Diferença entre detenção e prisão - a detenção pode ser feita por qualquer pessoa, é
precária; a prisão só pode ser feita por uma autoridade judicial, só um juiz é que pode decretar, nem
que seja apenas a prisão preventiva.

Liberdade de consciência/liberdade psíquica. É um Direito, Liberdade e Garantia


insuscetível de suspensão, ou seja, a liberdade de consciência não pode ser suspensa (art. 19º, nº6,
parte final - CRP), mas pode ser restringida nos termos do artigo 18º, nº2. A liberdade de
consciência é a liberdade de formarmos as nossas próprias convicções, é a liberdade de
criarmos a nossa própria personalidade. Nós sabemos que as pessoas são condicionadas, por
exemplo, a educação, de certa maneira, contrapõe-se à liberdade de consciência, mas aquilo que se
pretende evitar é que sejam impostos modelos de natureza filosófica, de natureza política, de
natureza religiosa, por exemplo.

A liberdade de consciência tem limitações, apesar de a Constituição não tratar muito deles,
essas limitações surgem de outros direitos. Vamos imaginar que a minha liberdade de consciência
me leva a pensar que eu gosto de ser racista, a Constituição evidentemente impede-me de o ser, há
ali um condicionamento de liberdade de consciência. Não há direitos absolutos.

O artigo 41º, nº6, fala no direito à objeção de consciência. Por exemplo, eu como
advogado posso recusar-me a defender certo criminoso por o crime por ele praticado ser, para mim,
repugnante, e, por isso, posso invocar a objeção de consciência. Quando a consciência pessoal
prevalece sobre aquilo que seriam as suas obrigações típicas.
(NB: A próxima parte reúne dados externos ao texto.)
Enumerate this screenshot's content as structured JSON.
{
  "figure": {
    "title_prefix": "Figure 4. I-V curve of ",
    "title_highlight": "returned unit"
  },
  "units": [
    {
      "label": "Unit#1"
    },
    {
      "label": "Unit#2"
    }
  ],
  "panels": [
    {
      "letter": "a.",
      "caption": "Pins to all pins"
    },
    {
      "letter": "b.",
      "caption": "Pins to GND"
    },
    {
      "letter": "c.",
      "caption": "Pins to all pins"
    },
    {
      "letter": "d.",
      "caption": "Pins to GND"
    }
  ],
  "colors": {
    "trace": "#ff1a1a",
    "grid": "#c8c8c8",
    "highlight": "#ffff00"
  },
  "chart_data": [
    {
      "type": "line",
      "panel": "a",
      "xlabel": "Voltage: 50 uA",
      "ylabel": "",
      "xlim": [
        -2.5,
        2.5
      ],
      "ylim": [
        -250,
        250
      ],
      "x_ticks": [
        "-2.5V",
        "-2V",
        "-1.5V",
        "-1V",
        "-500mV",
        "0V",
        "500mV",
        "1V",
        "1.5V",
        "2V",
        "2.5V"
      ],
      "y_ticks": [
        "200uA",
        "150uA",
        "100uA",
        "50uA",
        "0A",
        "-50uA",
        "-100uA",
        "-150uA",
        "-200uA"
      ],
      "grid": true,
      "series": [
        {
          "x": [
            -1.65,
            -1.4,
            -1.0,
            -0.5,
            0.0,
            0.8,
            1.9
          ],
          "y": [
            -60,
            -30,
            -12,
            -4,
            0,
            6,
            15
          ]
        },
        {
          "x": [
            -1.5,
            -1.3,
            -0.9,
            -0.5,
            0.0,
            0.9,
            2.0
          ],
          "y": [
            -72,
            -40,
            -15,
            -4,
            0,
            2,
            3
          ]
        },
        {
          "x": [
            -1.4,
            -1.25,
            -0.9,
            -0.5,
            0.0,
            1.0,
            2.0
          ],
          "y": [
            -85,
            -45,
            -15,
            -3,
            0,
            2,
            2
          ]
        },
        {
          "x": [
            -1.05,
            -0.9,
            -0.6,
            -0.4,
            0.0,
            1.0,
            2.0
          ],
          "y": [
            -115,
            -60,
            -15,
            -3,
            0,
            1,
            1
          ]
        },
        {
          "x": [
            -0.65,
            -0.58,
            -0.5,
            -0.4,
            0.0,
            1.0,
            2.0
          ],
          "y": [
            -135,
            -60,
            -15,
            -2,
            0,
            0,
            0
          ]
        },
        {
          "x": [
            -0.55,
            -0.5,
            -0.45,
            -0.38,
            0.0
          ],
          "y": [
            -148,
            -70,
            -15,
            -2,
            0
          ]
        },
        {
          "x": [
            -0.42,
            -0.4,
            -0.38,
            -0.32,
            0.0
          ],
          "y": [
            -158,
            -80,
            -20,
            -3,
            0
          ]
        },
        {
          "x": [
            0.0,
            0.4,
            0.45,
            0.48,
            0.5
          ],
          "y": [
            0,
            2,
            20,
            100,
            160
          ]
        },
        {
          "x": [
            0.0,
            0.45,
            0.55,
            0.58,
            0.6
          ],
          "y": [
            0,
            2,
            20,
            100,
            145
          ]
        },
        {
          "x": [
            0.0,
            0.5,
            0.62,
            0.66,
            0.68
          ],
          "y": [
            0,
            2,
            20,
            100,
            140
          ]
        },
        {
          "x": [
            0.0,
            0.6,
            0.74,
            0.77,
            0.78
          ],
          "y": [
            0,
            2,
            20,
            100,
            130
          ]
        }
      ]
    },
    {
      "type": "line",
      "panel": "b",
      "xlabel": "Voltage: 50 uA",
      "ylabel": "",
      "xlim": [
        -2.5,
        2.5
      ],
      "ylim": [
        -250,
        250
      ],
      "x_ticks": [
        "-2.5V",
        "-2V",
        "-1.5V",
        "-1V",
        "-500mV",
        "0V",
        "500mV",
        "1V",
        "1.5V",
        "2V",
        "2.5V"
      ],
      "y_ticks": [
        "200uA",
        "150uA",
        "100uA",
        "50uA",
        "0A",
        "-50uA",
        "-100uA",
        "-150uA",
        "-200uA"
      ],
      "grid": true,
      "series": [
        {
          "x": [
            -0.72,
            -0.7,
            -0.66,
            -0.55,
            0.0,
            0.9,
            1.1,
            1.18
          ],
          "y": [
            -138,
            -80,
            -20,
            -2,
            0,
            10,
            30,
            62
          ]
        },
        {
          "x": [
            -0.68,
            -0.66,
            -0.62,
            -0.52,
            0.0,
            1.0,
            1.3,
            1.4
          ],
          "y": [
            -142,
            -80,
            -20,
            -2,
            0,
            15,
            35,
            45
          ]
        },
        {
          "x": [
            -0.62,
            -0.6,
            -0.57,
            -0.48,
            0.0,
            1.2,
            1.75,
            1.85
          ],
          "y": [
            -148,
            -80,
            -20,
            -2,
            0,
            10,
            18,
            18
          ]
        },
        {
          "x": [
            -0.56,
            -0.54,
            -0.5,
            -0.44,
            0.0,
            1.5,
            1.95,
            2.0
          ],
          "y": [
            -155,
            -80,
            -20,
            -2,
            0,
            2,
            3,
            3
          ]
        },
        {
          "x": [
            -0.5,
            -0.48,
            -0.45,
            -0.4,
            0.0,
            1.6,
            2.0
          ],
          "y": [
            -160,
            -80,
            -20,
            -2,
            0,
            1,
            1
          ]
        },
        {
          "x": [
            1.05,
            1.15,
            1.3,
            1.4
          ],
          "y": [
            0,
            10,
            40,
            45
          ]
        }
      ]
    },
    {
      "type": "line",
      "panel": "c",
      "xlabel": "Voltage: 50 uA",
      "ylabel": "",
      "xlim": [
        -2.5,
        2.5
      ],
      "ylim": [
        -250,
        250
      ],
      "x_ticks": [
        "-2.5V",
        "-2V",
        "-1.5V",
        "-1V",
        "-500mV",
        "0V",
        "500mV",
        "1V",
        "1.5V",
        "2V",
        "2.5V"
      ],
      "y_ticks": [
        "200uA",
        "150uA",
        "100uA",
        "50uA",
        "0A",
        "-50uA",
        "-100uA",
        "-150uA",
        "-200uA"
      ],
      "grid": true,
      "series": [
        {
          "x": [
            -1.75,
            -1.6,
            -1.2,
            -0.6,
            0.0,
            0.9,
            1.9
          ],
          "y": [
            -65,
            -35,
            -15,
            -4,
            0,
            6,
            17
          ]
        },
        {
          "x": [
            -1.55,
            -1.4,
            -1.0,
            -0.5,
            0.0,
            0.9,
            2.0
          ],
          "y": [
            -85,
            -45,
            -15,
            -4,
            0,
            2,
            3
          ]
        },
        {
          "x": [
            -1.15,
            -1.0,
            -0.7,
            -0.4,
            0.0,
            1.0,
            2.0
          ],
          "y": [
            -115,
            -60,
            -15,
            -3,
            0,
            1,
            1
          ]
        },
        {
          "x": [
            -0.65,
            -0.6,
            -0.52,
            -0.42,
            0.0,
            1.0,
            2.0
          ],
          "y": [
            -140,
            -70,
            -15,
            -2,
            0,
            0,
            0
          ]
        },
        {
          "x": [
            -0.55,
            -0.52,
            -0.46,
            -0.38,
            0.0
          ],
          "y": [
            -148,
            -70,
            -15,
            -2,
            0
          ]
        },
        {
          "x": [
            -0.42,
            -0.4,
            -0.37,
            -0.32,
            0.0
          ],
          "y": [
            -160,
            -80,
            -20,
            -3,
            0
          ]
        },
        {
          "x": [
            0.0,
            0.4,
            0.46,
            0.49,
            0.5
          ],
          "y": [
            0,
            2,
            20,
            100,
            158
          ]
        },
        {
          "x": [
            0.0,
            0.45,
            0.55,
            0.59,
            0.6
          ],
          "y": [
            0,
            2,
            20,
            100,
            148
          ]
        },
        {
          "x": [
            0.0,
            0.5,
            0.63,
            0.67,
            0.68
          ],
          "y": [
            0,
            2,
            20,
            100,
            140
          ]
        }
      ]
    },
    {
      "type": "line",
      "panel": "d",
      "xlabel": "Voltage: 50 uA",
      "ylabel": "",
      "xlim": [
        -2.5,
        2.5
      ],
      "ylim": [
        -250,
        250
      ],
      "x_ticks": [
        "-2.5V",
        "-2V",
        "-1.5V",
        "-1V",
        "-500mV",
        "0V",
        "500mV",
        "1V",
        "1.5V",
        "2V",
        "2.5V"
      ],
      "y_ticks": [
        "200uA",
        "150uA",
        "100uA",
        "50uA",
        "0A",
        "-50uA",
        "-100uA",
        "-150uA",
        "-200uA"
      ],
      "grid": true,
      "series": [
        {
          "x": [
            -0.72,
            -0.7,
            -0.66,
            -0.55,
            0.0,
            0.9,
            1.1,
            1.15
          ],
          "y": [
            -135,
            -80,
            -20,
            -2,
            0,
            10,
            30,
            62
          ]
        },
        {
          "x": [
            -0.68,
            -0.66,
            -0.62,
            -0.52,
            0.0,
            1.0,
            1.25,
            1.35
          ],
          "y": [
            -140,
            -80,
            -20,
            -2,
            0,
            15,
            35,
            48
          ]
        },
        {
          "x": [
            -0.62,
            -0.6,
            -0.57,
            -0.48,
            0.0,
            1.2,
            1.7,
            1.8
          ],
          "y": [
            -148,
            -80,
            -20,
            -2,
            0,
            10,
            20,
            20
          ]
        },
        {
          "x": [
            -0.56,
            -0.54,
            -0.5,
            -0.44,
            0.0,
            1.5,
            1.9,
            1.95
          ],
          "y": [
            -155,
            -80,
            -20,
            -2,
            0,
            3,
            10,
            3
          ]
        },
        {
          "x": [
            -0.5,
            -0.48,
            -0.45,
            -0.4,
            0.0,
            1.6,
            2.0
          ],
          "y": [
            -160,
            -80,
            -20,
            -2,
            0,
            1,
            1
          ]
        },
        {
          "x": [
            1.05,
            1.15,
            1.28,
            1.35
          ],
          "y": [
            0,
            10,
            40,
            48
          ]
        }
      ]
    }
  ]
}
A liberdade de culto, apesar de ser uma parte da liberdade religiosa, tem um regime
diferente da liberdade de consciência e da liberdade religiosa que é o 19º, nº6. A liberdade de culto
pode ser suspensa, a liberdade religiosa e de consciência não. Por exemplo, perante uma situação
caótica, faz sentido evitar aglomerações.